Selected Bibliography
[dissertation:] Lukrez in Frankreich von der Renaissance bis zur Revolution. Ph.D, Bonn, 1934, published, Cologne: Buchdruckerei dr. P. Kerschgens, 1935; Die Welt als Labyrinth: Manier und Manie in der europäischen Kunst. Hamburg: Rowohlt, 1957; Manierismus in der Literatur: Sprach-Alchimie und esoterische Kombinationskunst. Hamburg: Rowohlt 1959; Malerei der Gegenwart: der Neo-Manierismus: vom Surrealismus z. Meditation. Wiesbaden/Munich: Limes, 1975; and Weis, Helmut. Ernst Fuchs:das graphische Werk. Berlin: Jugend und Volk, 1967; Der tanzende Gott: Roman.

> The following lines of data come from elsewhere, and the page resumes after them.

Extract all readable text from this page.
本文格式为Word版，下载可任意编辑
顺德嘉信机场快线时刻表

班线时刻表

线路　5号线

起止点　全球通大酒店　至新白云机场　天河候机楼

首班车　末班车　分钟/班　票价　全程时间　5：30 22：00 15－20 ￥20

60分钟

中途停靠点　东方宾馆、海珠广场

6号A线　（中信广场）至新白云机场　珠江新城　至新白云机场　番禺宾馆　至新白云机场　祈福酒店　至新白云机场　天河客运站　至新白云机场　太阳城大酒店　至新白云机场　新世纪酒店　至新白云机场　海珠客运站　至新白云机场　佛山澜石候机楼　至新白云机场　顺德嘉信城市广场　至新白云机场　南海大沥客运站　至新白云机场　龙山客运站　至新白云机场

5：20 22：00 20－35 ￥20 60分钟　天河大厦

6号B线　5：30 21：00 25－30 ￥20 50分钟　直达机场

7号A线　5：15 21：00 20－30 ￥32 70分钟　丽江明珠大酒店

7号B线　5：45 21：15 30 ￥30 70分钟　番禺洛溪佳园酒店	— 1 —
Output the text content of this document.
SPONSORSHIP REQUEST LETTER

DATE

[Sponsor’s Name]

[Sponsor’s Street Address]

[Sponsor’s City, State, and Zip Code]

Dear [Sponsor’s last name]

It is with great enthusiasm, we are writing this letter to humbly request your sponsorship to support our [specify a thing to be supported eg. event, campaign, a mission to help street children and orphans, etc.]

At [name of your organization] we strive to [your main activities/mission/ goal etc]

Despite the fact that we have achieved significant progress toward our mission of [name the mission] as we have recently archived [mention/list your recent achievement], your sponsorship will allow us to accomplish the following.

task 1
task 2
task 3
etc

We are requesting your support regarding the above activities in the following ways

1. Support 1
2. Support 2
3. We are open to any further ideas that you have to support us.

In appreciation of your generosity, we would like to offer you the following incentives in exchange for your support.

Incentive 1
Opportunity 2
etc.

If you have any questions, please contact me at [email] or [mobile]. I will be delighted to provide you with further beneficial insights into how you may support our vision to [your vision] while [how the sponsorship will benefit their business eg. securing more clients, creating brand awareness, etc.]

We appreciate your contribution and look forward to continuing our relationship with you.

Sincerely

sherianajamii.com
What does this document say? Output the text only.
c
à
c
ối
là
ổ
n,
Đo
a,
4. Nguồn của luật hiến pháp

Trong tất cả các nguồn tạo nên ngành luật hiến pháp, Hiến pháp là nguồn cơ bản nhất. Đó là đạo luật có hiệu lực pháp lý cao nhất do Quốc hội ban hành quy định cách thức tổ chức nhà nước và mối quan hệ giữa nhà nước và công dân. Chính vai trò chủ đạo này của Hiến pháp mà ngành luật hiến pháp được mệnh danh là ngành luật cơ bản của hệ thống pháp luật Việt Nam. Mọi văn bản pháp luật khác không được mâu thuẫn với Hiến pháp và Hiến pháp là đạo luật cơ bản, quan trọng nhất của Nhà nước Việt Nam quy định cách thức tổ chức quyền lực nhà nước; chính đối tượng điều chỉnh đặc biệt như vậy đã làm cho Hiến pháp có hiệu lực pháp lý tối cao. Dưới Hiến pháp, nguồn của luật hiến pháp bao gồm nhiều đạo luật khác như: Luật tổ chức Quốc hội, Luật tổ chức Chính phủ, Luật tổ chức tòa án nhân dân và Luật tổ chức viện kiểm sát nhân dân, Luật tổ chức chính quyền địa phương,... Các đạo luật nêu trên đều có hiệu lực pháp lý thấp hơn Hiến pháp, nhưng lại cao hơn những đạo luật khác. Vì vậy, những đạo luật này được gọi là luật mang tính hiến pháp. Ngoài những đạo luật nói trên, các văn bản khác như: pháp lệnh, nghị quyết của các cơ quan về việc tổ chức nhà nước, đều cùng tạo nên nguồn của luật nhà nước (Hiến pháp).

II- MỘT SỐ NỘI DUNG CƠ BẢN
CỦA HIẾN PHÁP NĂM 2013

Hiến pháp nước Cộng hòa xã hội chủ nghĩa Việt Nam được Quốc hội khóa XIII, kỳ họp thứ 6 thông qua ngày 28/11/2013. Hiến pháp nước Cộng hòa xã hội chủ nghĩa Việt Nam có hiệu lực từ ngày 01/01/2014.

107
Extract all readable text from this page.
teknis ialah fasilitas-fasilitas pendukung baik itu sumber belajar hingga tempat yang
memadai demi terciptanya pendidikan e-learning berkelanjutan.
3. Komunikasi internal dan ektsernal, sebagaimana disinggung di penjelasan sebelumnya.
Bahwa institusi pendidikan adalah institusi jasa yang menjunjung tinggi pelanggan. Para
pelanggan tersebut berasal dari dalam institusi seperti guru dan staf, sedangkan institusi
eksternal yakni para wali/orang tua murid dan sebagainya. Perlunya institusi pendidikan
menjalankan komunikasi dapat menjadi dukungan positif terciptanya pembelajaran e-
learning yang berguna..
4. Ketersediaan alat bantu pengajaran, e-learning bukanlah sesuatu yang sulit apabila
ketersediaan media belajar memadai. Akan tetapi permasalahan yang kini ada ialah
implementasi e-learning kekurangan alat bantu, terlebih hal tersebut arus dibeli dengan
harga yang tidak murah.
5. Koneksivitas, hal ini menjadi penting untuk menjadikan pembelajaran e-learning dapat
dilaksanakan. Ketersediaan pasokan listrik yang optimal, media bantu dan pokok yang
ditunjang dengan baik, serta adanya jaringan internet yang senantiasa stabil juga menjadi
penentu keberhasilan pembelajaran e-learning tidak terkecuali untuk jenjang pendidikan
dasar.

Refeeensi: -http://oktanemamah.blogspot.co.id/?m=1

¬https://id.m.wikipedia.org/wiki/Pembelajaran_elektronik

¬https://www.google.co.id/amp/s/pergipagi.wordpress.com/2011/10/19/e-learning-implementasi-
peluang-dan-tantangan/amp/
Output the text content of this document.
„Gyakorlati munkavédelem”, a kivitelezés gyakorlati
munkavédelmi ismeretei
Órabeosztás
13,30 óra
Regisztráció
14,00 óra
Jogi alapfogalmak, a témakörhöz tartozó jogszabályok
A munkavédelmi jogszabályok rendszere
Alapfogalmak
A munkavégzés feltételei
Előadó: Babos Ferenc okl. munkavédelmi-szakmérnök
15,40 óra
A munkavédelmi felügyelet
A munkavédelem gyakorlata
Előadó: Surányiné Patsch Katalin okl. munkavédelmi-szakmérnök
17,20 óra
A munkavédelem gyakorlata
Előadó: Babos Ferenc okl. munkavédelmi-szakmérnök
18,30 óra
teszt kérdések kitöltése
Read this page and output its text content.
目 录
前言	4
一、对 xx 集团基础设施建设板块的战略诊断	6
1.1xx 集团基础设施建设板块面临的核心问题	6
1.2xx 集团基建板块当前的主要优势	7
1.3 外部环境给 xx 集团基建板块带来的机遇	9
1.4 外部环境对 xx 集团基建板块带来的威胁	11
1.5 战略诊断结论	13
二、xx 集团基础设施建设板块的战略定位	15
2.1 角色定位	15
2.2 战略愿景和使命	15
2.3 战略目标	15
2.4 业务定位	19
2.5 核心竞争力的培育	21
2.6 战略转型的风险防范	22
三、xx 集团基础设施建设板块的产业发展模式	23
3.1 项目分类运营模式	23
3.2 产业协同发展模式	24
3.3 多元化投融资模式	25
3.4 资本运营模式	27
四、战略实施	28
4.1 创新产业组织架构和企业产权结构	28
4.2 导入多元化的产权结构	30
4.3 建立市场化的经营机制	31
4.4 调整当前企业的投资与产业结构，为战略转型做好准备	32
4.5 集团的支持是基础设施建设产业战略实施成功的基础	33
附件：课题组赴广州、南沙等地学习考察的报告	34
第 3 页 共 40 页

Munich: Nymphenburger Verlagshandlung, 1948; edited, Europäische Künstlerbriefe: Bekenntnisse zum Geist. Bad Salzig: K. Rauch, 1949.
Sources
Kleinbauer, W. Eugene. Research Guide to the History of Western Art. Sources of Information in the Humanities, no. 2. Chicago: American Library Association, 1982, p. 154; Kleinbauer, W. Eugene. Modern Perspectives in Western Art History: An Anthology of 20th-Century Writings on the Visual Arts. New York: Holt, Rinehart and Winston, 1971, p. 98; Bazin 189; Cheney, Liana De Girolami. “Preface.” Readings in Italian Mannerism. New York: Peter Lang, 1997, p. xxvii; Hocke, Gustav René. Das verschwundene Gesicht: ein Abenteuer in Italien. Leipzig: K. Rauch, 1939; Busch, Jutta, and Pauly, Albert. Hommage à Gustav René Hocke: die Welt als Labyrinth. Viersen: Verein für Heimatpflege, 1989; Hocke, Gustav Rene, and Haberland, Detlef. Im Schatten des Leviathan: Lebenserinnerungen 1908-1984. Munich: Deutscher Kunstverlag, 2004.